You wanna be better than them? Fine. Get rid of whomever thought Tom Daschle was a good idea in the first place.
If post-partisanship leads you to believe that Tom Daschle was an effective leader (or even an explicable one) in the United States Congress, or that his career since is one which inspires confidence, then Post-Partisanship should be a psychiatric diagnostic category. The vetting process is supposed to catch things that might otherwise slip through. It's not a substitute for judgment. Still, let's set his vetting aside, even though his tax returns seem to have come chewed by rodents. Forget his regrettable Congressional leadership. Let's table the question of whether he skirted lobbying laws after he was voted out. Daschle, and Mrs. Daschle, the former Linda Hall, gorge themselves at the public/private K-street buffet, a fact that casual acquaintance, let alone serious investigation, should have told you. Daschle spent twenty-five years in Congress (and what a twenty-five years those were for Democrats!). That ought to earn you, maybe, a gold watch. Not the keys to a gold Rolls.
__________
1) Donald Evans 2) Linda Chavez 3) Norman "Lonesome Norm" Minetta 4) Enron-linked contract-peddling Secretary of the Army who wasn't fired until he sided with General Shinseki on Iraq troop levels in 2003
Score: 25 points for each correct answer; 2 points if you vaguely recalled any of it after you saw the answers
5 comments:
Unfortunately, President Barry Hussein X is way too much like Billy J Clinton in the Republican ass-kissing department. These troglodytes left in the GOP would cheerfully destroy the country to prove a point. They know THEY'LL land on their feet, in Dubai or Paraguay or Undisclosed Location #23, so who cares, and maybe the bones of the United States will have good third-world money-making possibilities.
Personally, I'd hang Republicans up by their thumbs until they Came To Jesus, all the while cheerfully telling them it is not torture. They lost, they that think politics is all a game. Losers get the short end, deal with it.

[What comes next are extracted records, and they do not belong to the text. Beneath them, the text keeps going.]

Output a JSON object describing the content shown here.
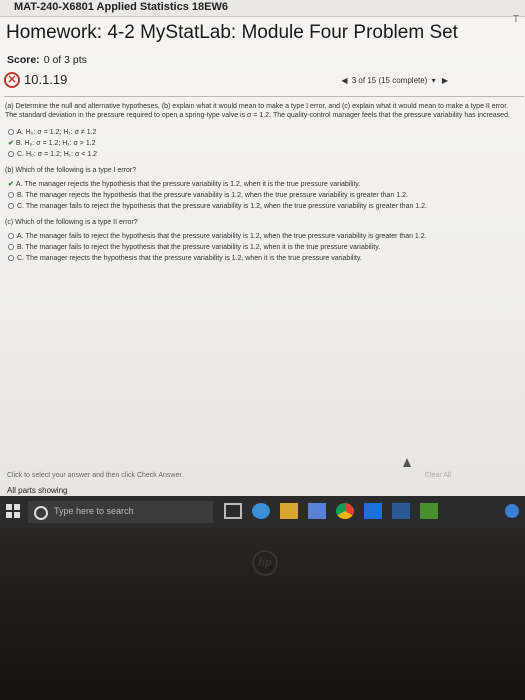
{
  "course": {
    "title": "MAT-240-X6801 Applied Statistics 18EW6",
    "corner": "T"
  },
  "homework": {
    "title": "Homework: 4-2 MyStatLab: Module Four Problem Set",
    "score_label": "Score:",
    "score_value": "0 of 3 pts"
  },
  "question": {
    "id": "10.1.19",
    "nav_text": "3 of 15 (15 complete)",
    "prev_arrow": "◀",
    "next_arrow": "▶"
  },
  "problem": {
    "intro": "(a) Determine the null and alternative hypotheses, (b) explain what it would mean to make a type I error, and (c) explain what it would mean to make a type II error. The standard deviation in the pressure required to open a spring-type valve is σ = 1.2. The quality-control manager feels that the pressure variability has increased.",
    "part_a_options": [
      {
        "letter": "A.",
        "text": "H₀: σ = 1.2; H₁: σ ≠ 1.2",
        "checked": false
      },
      {
        "letter": "B.",
        "text": "H₀: σ = 1.2; H₁: σ > 1.2",
        "checked": true
      },
      {
        "letter": "C.",
        "text": "H₀: σ = 1.2; H₁: σ < 1.2",
        "checked": false
      }
    ],
    "part_b_question": "(b) Which of the following is a type I error?",
    "part_b_options": [
      {
        "letter": "A.",
        "text": "The manager rejects the hypothesis that the pressure variability is 1.2, when it is the true pressure variability.",
        "checked": true
      },
      {
        "letter": "B.",
        "text": "The manager rejects the hypothesis that the pressure variability is 1.2, when the true pressure variability is greater than 1.2.",
        "checked": false
      },
      {
        "letter": "C.",
        "text": "The manager fails to reject the hypothesis that the pressure variability is 1.2, when the true pressure variability is greater than 1.2.",
        "checked": false
      }
    ],
    "part_c_question": "(c) Which of the following is a type II error?",
    "part_c_options": [
      {
        "letter": "A.",
        "text": "The manager fails to reject the hypothesis that the pressure variability is 1.2, when the true pressure variability is greater than 1.2.",
        "checked": false
      },
      {
        "letter": "B.",
        "text": "The manager fails to reject the hypothesis that the pressure variability is 1.2, when it is the true pressure variability.",
        "checked": false
      },
      {
        "letter": "C.",
        "text": "The manager rejects the hypothesis that the pressure variability is 1.2, when it is the true pressure variability.",
        "checked": false
      }
    ]
  },
  "footer": {
    "hint": "Click to select your answer and then click Check Answer.",
    "all_parts": "All parts showing",
    "clear_all": "Clear All"
  },
  "taskbar": {
    "search_placeholder": "Type here to search"
  },
  "bezel": {
    "logo": "hp"
  },
  "colors": {
    "error": "#c0392b",
    "correct": "#2e7d32",
    "taskbar": "#2b2b2b"
  }
}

Personally I never cease to be amazed at the tolerance of the American people that have been really, really screwed by these shameless hustlers. If I were hit that hard, I'd be employing my NRA Marksmanship awards to good use.
--LittlePig
More to the point, who was Bush II's HHS secretary?
[crickets chirp]
Now all this fretting and tut-tutting and scandal-angsting and Obama's-in-free-fall OMGing!1! couldn't simply be media psychic displacement for the too-horrendous-to-contemplate fact that the world's economies are totally crapped out and nobody knows how to uncrap them, could it?
Huh, and here I thought he was apologizing precisely because it's something no honest person gives a rat shit about.
Tonight that genius Brian Williams said in the NBC News tease that there was a fight going on about what to wear in the Oval Office. I don't give a damn if Obama is sitting there naked as long as he isn't the crook Bush is.
One thing I want to know about what Bush was wearing under his suit coat--anymore about that bulge?